When you play the game of Kims, you win or you die.
Kim Jong Un’s 13-year-old daughter could find herself in a dangerous succession battle with her own ruthless aunt after the North Korean dictator appointed his only known child as his heir according to a new report.
Kim Ju Ae has been picked to lead the nuclear-armed hermit nation when her father — who is just 42 but was previously morbidly obese — dies, according to South Korea’s spy agency.

South Korean spies believes the teen, who is already as tall as her diminutive dad, has started her training to lead the Kim dynasty.
When the time comes, however, the teen may face a direct challenge from her powerful aunt, Kim Yo Jong, according to Rah Jong Yil, the former South Korean ambassador to the UK and deputy director of Seoul’s intelligence service.
Yo Jong, 38, holds significant political and military support in North Korea, with the dictator’s sister widely seen as the second most powerful person in a country where its leaders think nothing about assassinating a rival, even if they’re family.

“It depends on the timing, but I believe if Kim Yo Jong believed that she had a chance of becoming the top leader then she would take it,” Raa told The Telegraph..
“For her, there are no reasons to refrain from putting into effect her own political project,” he added, noting that a power struggle “is probable.”
Pyongyang has seen this before when Kim took over his father’s position in 2011, with the then-young dictator mounting an attack on his uncle and mentor, Jang Song Thaek.
Kim had Jang arrested on charges of committing “anti-party, counter-revolutionary, factional acts,” with the uncle found guilty and executed by firing squad in 2013.
Kim’s half-brother, Kim Jong Nam, the one-time heir to North Korea, was also killed when a pair of women smeared the deadly VX nerve agent on his face at Malaysia’s Kuala Lumpur International Airport in 2017.
The suspects were foreign nationals dumped into thinking they were carrying out a prank for a Japanese YouTube show. However, the assassination was carried out as four North Korean agents watched from the sidelines, The Guardian reported at the time.

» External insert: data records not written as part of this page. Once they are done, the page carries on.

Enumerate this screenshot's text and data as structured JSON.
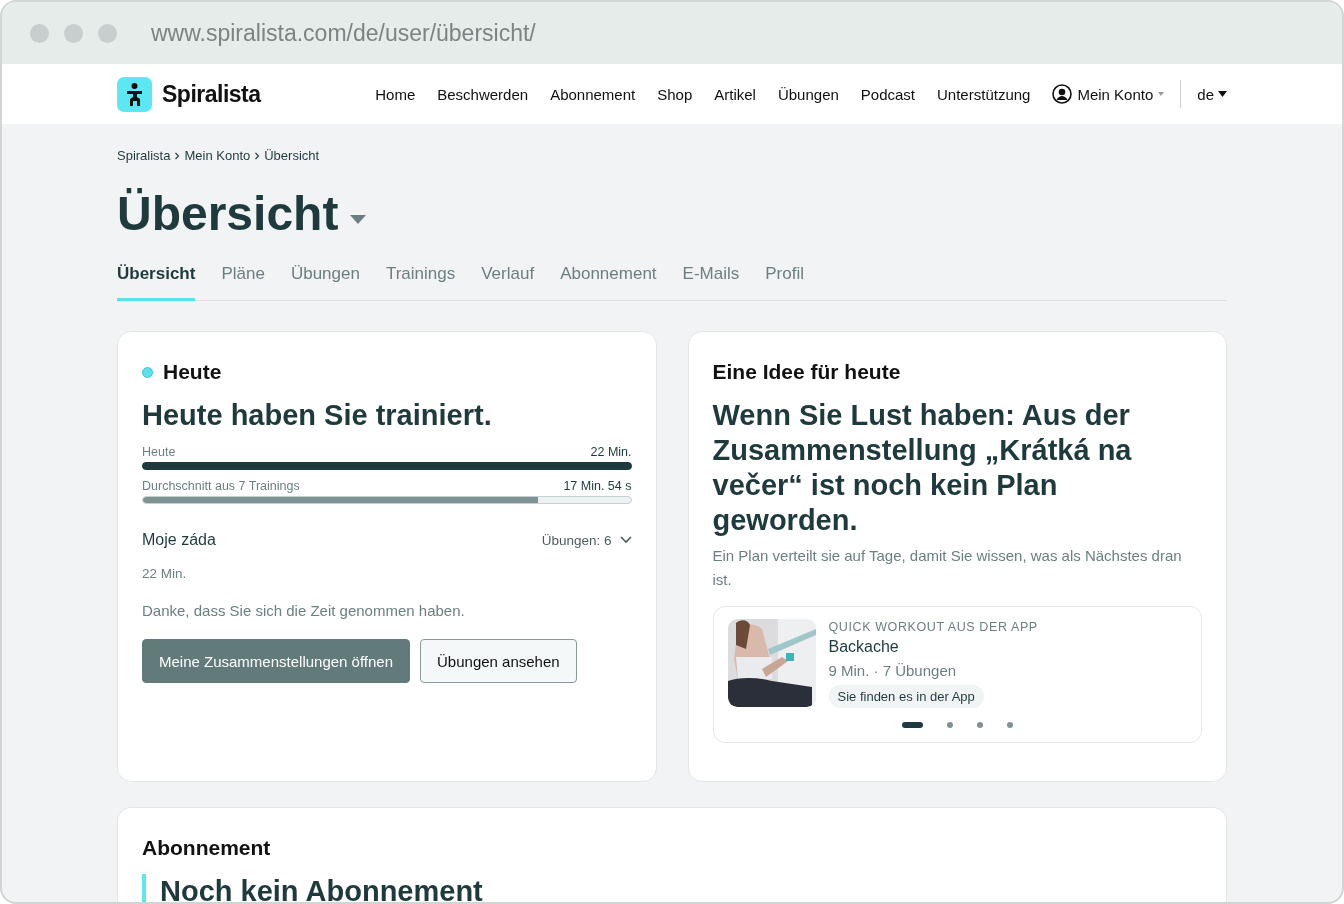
{
  "browser": {
    "url": "www.spiralista.com/de/user/übersicht/"
  },
  "site_nav": {
    "logo": "Spiralista",
    "items": [
      {
        "label": "Home"
      },
      {
        "label": "Beschwerden"
      },
      {
        "label": "Abonnement"
      },
      {
        "label": "Shop"
      },
      {
        "label": "Artikel"
      },
      {
        "label": "Übungen"
      },
      {
        "label": "Podcast"
      },
      {
        "label": "Unterstützung"
      }
    ],
    "account": "Mein Konto",
    "language": "de"
  },
  "breadcrumb": [
    "Spiralista",
    "Mein Konto",
    "Übersicht"
  ],
  "page_title": "Übersicht",
  "tabs": [
    {
      "label": "Übersicht",
      "selected": true
    },
    {
      "label": "Pläne",
      "selected": false
    },
    {
      "label": "Übungen",
      "selected": false
    },
    {
      "label": "Trainings",
      "selected": false
    },
    {
      "label": "Verlauf",
      "selected": false
    },
    {
      "label": "Abonnement",
      "selected": false
    },
    {
      "label": "E-Mails",
      "selected": false
    },
    {
      "label": "Profil",
      "selected": false
    }
  ],
  "today": {
    "title": "Heute",
    "headline": "Heute haben Sie trainiert.",
    "bars": [
      {
        "label": "Heute",
        "reading": "22 Min.",
        "level": 1.0,
        "kind": "dark"
      },
      {
        "label": "Durchschnitt aus 7 Trainings",
        "reading": "17 Min. 54 s",
        "level": 0.81,
        "kind": "light"
      }
    ],
    "session": {
      "name": "Moje záda",
      "exercises": "Übungen: 6",
      "expanded": false,
      "duration": "22 Min."
    },
    "message": "Danke, dass Sie sich die Zeit genommen haben.",
    "buttons": [
      {
        "label": "Meine Zusammenstellungen öffnen",
        "kind": "primary"
      },
      {
        "label": "Übungen ansehen",
        "kind": "secondary"
      }
    ]
  },
  "idea": {
    "title": "Eine Idee für heute",
    "headline": "Wenn Sie Lust haben: Aus der Zusammenstellung „Krátká na večer“ ist noch kein Plan geworden.",
    "text": "Ein Plan verteilt sie auf Tage, damit Sie wissen, was als Nächstes dran ist.",
    "workout": {
      "eyebrow": "QUICK WORKOUT AUS DER APP",
      "name": "Backache",
      "meta": "9 Min. · 7 Übungen",
      "tag": "Sie finden es in der App"
    },
    "dots": [
      {
        "selected": true
      },
      {
        "selected": false
      },
      {
        "selected": false
      },
      {
        "selected": false
      }
    ]
  },
  "subscription": {
    "title": "Abonnement",
    "headline": "Noch kein Abonnement"
  }
}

South Korea’s National Intelligence Service (NIS) said they are closely monitoring Ju Ae, noting that it would be significant if she accompanies her father during a Workers’ Party Congress scheduled for later this month.
First appearing in public at a long-range missile test in November 2022, Ju Ae has since accompanied her father to an increasing number of events, including weapons tests, military parades and factory openings, according to Seoul.
She was also with Kim during his visit to Beijing last September, which marked his first summit with Chinese President Xi Jinping in six years.
Ju-Ae’s public appearances at high-profile events suggest that she will be her father’s heir despite North Korea’s deeply conservative culture and tradition of male-dominated leadership, according to the NIS’s briefing to lawmakers.